Saturday, 18 May 2013

Deliberate Practice and Figure Drawing, Part 2.

Raphael Santi. Study for Massacre of the Innocents, c. 1510. Red chalk.

Raphael Santi. Study for Massacre of the Innocents.

Raphael Santi. Study for Massacre of the Innocents.

The woods are lovely, dark, and deep,
But I have promises to keep,
And miles to go before I sleep,
And miles to go before I sleep.

                                               (Robert Frost.)

In my last post, I touched on the subject of deliberate practice, and since that time I have been asked why my drawings are confined to nudes; no clothed figures.

The answer is that I always draw with a purpose, I never doodle; my practice is deliberate. I struggle with the question of whether greatness requires talent or hard work or both. And here is the problem: no one really knows. So my tactic has been to make a commitment, work hard, and see where it leads me.

Drawing the human form has long been considered the ultimate challenge for a draftsman. The human body's complexity of interconnected forms - which change their appearance immensely with changes in point of view, lighting, exertion, gravity, and numerous other factors - offer a mind-numbing amount of information.

Artists have risen to this challenge for thousands of years. The Greeks elevated the nude form to incredible heights in the 2nd century BC and artists, ever since, have considered mastery of the nude form as a rite of passage. And, once the nude has been mastered, any other drawing challenge will pale in comparison.

I believe that all clothed figures should begin with an understanding of the nude, just as all nudes should begin with an understanding of gesture; as the body is revealed through the surface of drapery, so is the body the veil through whose surface is revealed the soul.

To draw the figure convincingly, the artist must understand the form (see my previous post on drawing well). Then the figure may be draped in clothing and still retain believable volume and dimensionality. Note in the above studies, by Raphael, that he has begun his figures as nudes before adding the drapery.
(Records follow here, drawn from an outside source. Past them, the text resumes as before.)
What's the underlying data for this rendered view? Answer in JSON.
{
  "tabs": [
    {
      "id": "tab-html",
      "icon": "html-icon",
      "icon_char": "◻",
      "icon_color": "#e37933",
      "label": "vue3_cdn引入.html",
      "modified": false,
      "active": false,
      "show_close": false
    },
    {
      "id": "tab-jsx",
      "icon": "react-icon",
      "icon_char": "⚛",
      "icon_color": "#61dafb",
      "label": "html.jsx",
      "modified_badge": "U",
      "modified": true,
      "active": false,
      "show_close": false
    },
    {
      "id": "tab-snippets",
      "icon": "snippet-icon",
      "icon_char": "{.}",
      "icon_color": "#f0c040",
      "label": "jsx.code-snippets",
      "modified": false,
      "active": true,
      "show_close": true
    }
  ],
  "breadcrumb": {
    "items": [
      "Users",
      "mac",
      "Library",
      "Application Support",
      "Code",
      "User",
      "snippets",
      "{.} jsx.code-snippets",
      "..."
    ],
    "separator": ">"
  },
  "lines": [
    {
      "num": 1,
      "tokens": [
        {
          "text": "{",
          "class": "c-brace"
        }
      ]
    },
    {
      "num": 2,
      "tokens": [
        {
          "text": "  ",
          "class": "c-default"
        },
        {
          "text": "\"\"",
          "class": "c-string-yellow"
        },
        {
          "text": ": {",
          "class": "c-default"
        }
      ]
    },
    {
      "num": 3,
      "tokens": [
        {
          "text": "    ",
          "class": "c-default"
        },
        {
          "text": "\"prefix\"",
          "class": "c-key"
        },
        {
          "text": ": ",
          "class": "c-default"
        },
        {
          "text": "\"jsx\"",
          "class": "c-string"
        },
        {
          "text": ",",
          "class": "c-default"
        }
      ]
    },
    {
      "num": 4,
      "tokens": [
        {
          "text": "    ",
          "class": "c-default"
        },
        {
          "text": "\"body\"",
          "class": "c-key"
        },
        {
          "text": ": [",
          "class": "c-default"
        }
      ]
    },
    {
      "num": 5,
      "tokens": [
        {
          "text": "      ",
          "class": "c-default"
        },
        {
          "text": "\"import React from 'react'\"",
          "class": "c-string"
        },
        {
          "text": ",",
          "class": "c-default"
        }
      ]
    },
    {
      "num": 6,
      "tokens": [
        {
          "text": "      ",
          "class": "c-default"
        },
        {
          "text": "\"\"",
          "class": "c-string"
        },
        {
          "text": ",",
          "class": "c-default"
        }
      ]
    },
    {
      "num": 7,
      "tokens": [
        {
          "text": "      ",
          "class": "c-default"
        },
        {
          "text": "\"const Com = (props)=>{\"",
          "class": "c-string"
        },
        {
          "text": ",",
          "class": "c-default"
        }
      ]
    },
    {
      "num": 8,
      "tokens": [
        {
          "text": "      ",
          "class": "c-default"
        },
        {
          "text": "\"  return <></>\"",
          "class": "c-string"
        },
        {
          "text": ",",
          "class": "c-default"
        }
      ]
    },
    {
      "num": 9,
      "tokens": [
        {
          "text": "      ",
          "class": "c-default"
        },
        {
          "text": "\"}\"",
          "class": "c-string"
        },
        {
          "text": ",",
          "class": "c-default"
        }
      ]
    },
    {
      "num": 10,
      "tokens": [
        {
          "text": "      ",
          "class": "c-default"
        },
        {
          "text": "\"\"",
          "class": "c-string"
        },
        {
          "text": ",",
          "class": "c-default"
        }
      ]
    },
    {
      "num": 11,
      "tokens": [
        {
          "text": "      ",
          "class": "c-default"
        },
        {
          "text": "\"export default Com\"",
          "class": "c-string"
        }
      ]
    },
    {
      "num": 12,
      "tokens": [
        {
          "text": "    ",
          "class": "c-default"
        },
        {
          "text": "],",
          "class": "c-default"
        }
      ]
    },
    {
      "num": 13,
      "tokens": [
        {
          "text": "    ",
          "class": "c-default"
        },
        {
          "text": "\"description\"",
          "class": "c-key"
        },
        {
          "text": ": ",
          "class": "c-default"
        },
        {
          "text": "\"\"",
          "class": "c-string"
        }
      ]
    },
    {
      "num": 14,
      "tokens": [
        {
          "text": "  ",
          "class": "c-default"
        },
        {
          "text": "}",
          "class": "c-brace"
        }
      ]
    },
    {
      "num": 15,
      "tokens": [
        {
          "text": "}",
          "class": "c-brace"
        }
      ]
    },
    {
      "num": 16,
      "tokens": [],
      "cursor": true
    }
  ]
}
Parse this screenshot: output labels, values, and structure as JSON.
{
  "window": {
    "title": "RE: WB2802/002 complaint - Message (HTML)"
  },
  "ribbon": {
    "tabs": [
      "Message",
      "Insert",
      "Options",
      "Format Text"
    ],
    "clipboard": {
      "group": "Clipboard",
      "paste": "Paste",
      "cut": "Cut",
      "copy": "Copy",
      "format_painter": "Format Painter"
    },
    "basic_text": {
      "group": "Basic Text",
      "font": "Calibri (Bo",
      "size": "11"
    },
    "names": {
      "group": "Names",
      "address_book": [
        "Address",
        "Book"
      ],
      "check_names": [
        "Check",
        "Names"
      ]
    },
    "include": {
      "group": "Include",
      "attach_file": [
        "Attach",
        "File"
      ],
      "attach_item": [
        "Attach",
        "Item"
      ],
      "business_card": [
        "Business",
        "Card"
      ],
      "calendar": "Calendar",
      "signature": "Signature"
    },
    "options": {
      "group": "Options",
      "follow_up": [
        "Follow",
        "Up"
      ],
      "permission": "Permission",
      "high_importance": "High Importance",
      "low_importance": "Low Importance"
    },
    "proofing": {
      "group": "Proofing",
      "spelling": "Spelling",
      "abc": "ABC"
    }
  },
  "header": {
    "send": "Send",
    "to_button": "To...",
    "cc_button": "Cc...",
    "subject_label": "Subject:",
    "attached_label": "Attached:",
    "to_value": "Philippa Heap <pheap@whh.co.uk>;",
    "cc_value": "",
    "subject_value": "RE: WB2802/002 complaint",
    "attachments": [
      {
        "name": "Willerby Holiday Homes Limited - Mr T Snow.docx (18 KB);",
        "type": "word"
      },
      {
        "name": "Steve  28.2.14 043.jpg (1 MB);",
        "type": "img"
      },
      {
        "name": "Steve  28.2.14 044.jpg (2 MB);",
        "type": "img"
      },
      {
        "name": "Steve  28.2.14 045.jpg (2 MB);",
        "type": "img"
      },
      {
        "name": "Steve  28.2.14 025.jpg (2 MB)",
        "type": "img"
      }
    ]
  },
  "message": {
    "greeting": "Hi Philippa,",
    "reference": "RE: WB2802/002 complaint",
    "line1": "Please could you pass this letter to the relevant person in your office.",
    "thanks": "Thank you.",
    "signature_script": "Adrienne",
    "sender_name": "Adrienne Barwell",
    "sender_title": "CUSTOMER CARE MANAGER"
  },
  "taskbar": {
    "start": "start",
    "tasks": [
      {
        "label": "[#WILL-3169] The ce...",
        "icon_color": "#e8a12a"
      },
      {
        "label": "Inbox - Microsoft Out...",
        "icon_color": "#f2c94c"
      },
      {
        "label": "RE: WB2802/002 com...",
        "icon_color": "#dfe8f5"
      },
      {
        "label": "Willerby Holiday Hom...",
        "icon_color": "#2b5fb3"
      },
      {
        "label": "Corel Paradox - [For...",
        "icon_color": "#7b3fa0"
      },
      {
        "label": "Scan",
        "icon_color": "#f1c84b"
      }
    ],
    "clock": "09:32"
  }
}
I believe that deliberate practice - and, by this, I mean focused, persistent attention to the subject under study to the exclusion of all else - is the only way to achieve mastery of a subject, even when the concept of talent is considered. So, in respect to drawing the human form, it means drawing the nude figure obsessively, for years, until every aspect of the form is internalized and the figure can be drawn from any point of view, in every aspect in three dimensional space, from imagination.

So, be mindful of how you practice, as well as how often you practice: practicing a skill ten thousand time incorrectly will never lead to improvement and will actually be detrimental to improvement. This is  where a frequent, honest assessment of your progress is critical. This can be done by yourself, if you are honest with yourself, or, better still, by a competent teacher or master draftsman.

I have been drawing the nude figure, seriously, for over two years now. I believe that I have made progress along the path upon which I set out, but, like Frost's traveler in his poem Stopping by Woods on a Snowy Evening, I, too, have miles to go before I sleep.